Jaar netto resultaat onderneming extra personeelskosten

1998 ƒ 17.706,00 ƒ 28.622,00
1999 ƒ 147,00 ƒ 42.421,00
2000 ƒ 4.847,00 ƒ 39.894,00
2001 € 8.965,00 € 16.016,00
2002 € 7.169,00 € 15.680,00
2003 € 8.309,00 € 14.543,00

Nog daargelaten de vraag hoe de gestelde predispositie zou hebben doorgewerkt in de bedrijfsresultaten als geen ongeval had plaatsgevonden, stelt de rechtbank vast dat [Eiseres] na verloop van enkele jaren toch heeft moeten constateren dat zij met haar eigen bedrijf geen volwaardig inkomen kon genereren.
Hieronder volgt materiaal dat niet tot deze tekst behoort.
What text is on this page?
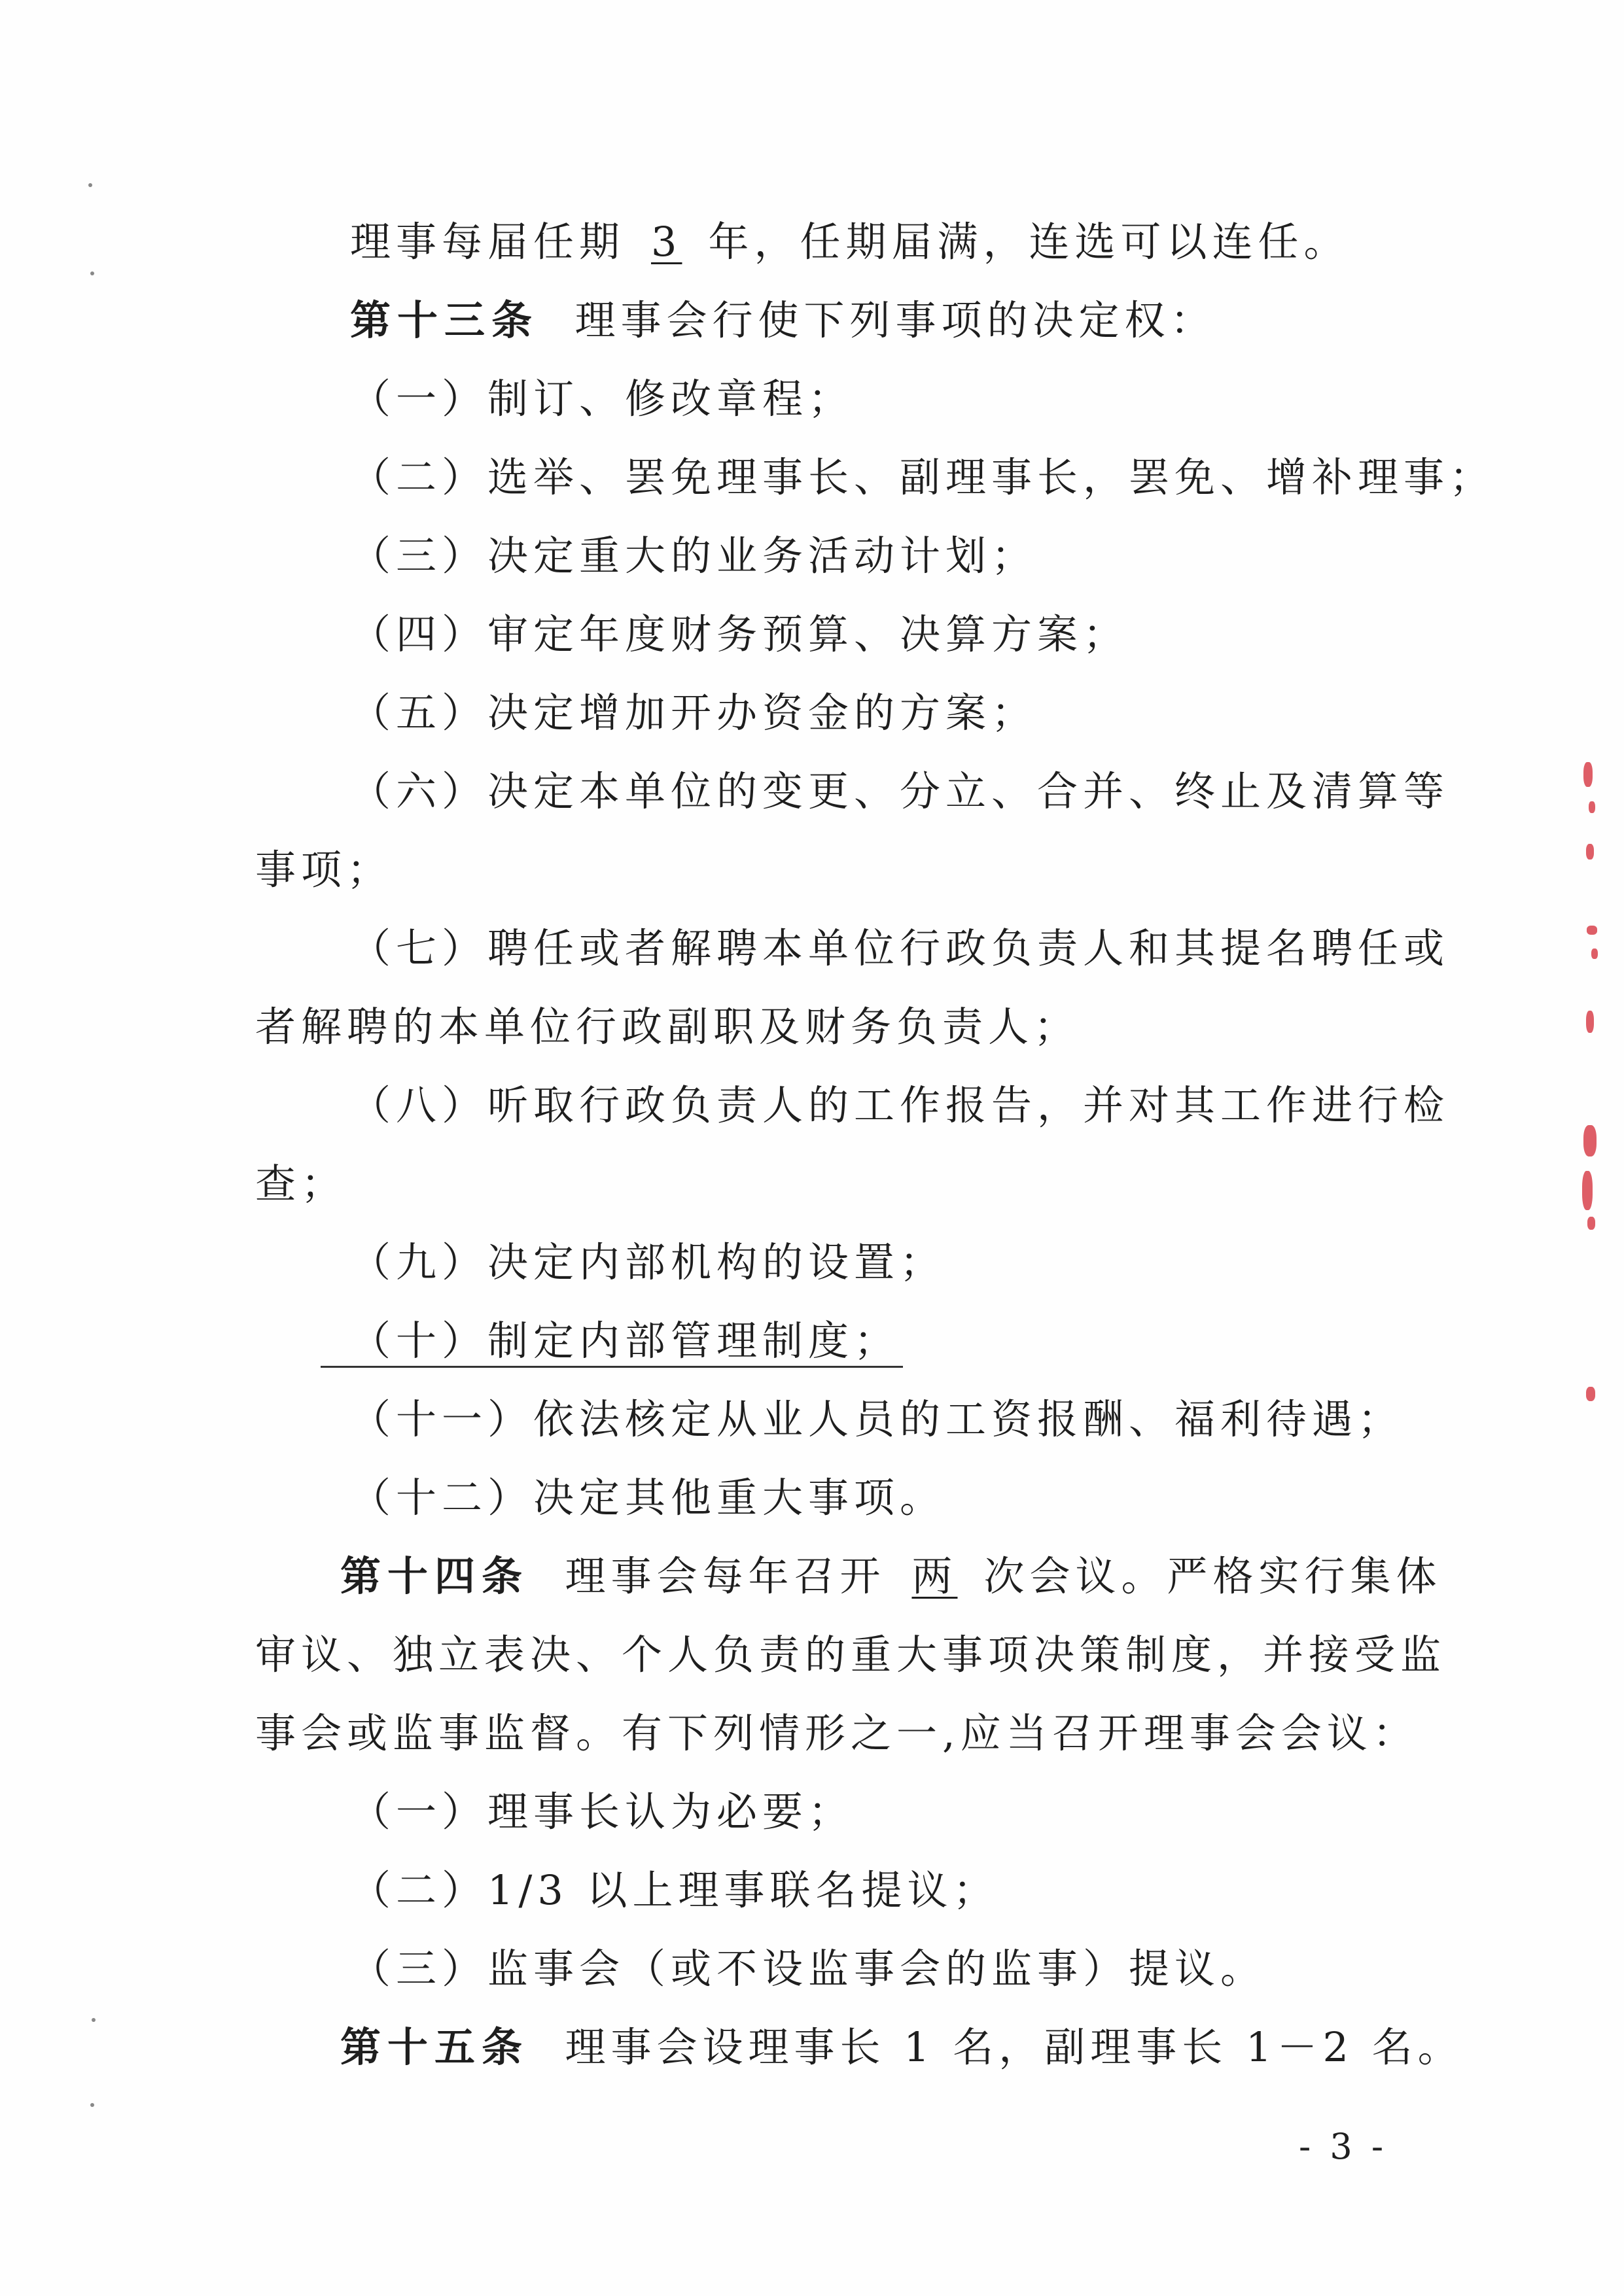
理事每届任期 3 年，任期届满，连选可以连任。
第十三条 理事会行使下列事项的决定权：
（一）制订、修改章程；
（二）选举、罢免理事长、副理事长，罢免、增补理事；
（三）决定重大的业务活动计划；
（四）审定年度财务预算、决算方案；
（五）决定增加开办资金的方案；
（六）决定本单位的变更、分立、合并、终止及清算等
事项；
（七）聘任或者解聘本单位行政负责人和其提名聘任或
者解聘的本单位行政副职及财务负责人；
（八）听取行政负责人的工作报告，并对其工作进行检
查；
（九）决定内部机构的设置；
（十）制定内部管理制度；
（十一）依法核定从业人员的工资报酬、福利待遇；
（十二）决定其他重大事项。
第十四条 理事会每年召开 两 次会议。严格实行集体
审议、独立表决、个人负责的重大事项决策制度，并接受监
事会或监事监督。有下列情形之一,应当召开理事会会议：
（一）理事长认为必要；
（二）1/3 以上理事联名提议；
（三）监事会（或不设监事会的监事）提议。
第十五条 理事会设理事长 1 名，副理事长 1－2 名。
- 3 -
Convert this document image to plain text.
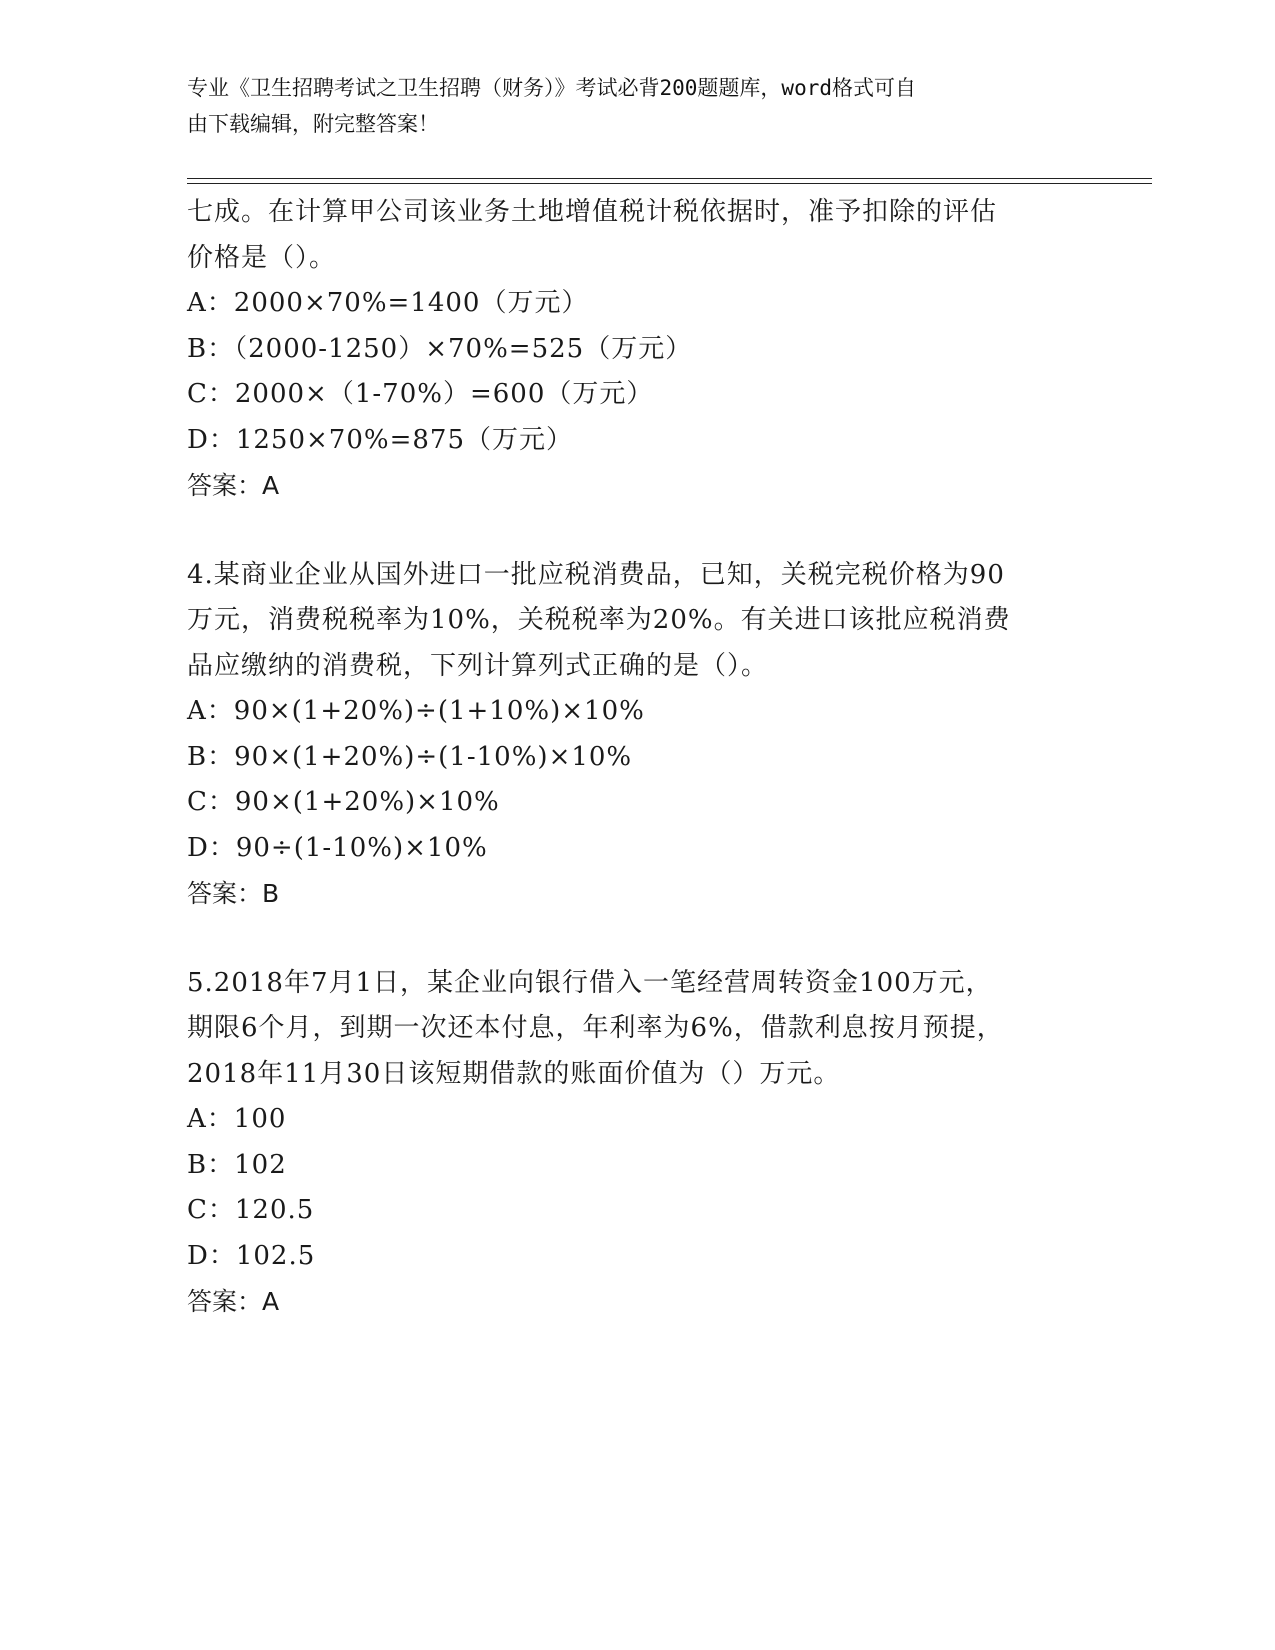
专业《卫生招聘考试之卫生招聘（财务）》考试必背200题题库，word格式可自
由下载编辑，附完整答案！
七成。在计算甲公司该业务土地增值税计税依据时，准予扣除的评估
价格是（）。
A：2000×70%=1400（万元）
B：（2000-1250）×70%=525（万元）
C：2000×（1-70%）=600（万元）
D：1250×70%=875（万元）
答案：A
4.某商业企业从国外进口一批应税消费品，已知，关税完税价格为90
万元，消费税税率为10%，关税税率为20%。有关进口该批应税消费
品应缴纳的消费税，下列计算列式正确的是（）。
A：90×(1+20%)÷(1+10%)×10%
B：90×(1+20%)÷(1-10%)×10%
C：90×(1+20%)×10%
D：90÷(1-10%)×10%
答案：B
5.2018年7月1日，某企业向银行借入一笔经营周转资金100万元，
期限6个月，到期一次还本付息，年利率为6%，借款利息按月预提，
2018年11月30日该短期借款的账面价值为（）万元。
A：100
B：102
C：120.5
D：102.5
答案：A
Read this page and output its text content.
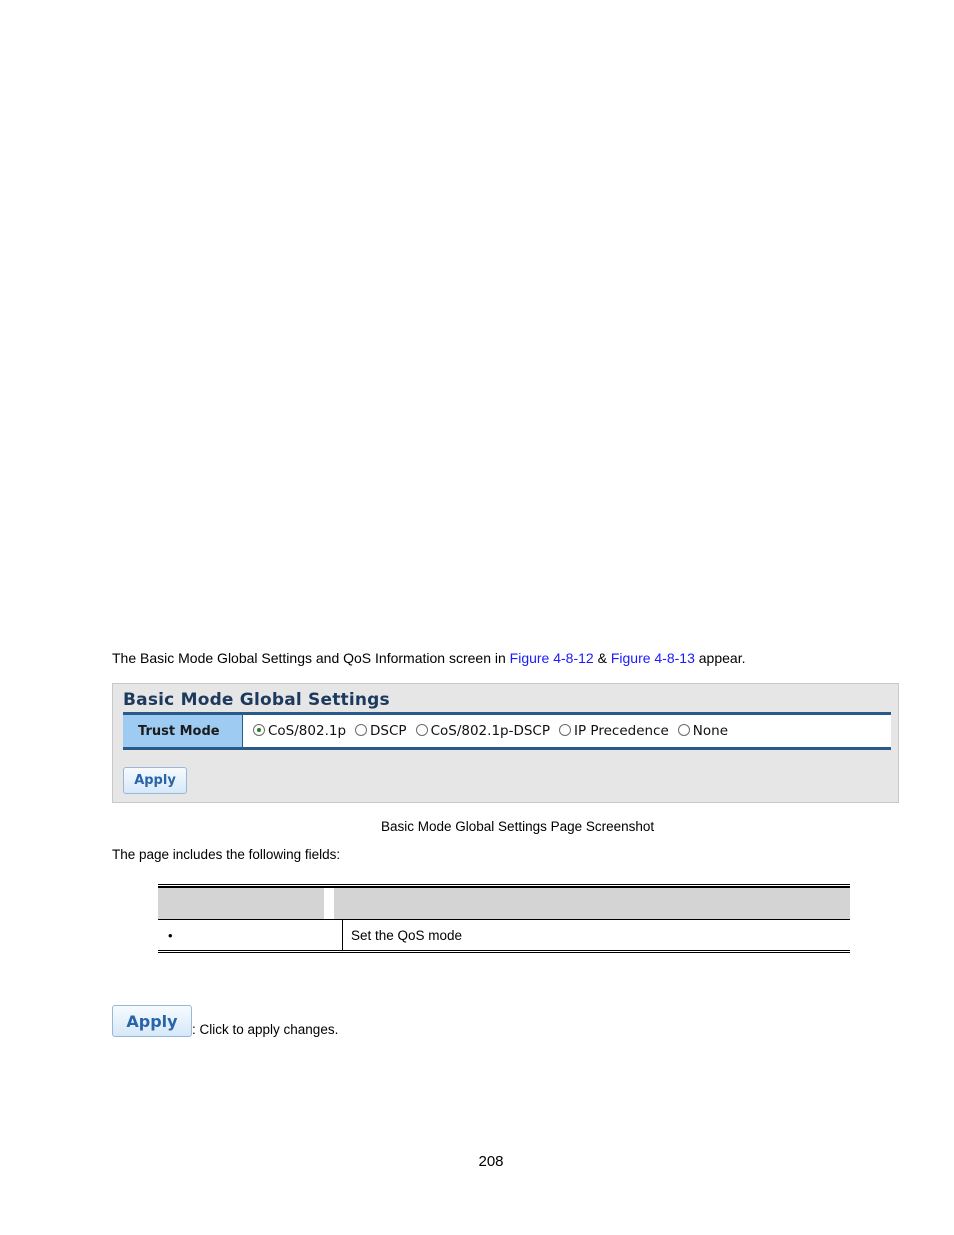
The Basic Mode Global Settings and QoS Information screen in Figure 4-8-12 & Figure 4-8-13 appear.
Basic Mode Global Settings
Trust Mode	CoS/802.1p DSCP CoS/802.1p-DSCP IP Precedence None
Apply
Basic Mode Global Settings Page Screenshot
The page includes the following fields:
•	Set the QoS mode
Apply	: Click to apply changes.
208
Dit terwijl al was vastgesteld – en terecht, zoals blijkt uit de door de rechtbank benoemde deskundigen – dat [Eiseres] ander passend werk kon verrichten. Onder deze omstandigheden is de gestelde schade van € 69.373,00 in redelijkheid mede als een gevolg van het te lang door blijven werken in de eigen zaak in plaats van ander passend werk te zoeken aan [Eiseres] toe te rekenen.
Gelet op het voorgaande zal de rechtbank de schade als gevolg van verloren gegaan arbeidsvermogen in redelijkheid vaststellen op de over de jaren 1997 tot en met 2000 opgevoerde cijfers, te weten (€ 3.267,22 + € 8.712,58 + € 15.328,70 + € 13.456,40 =) €40.764,90.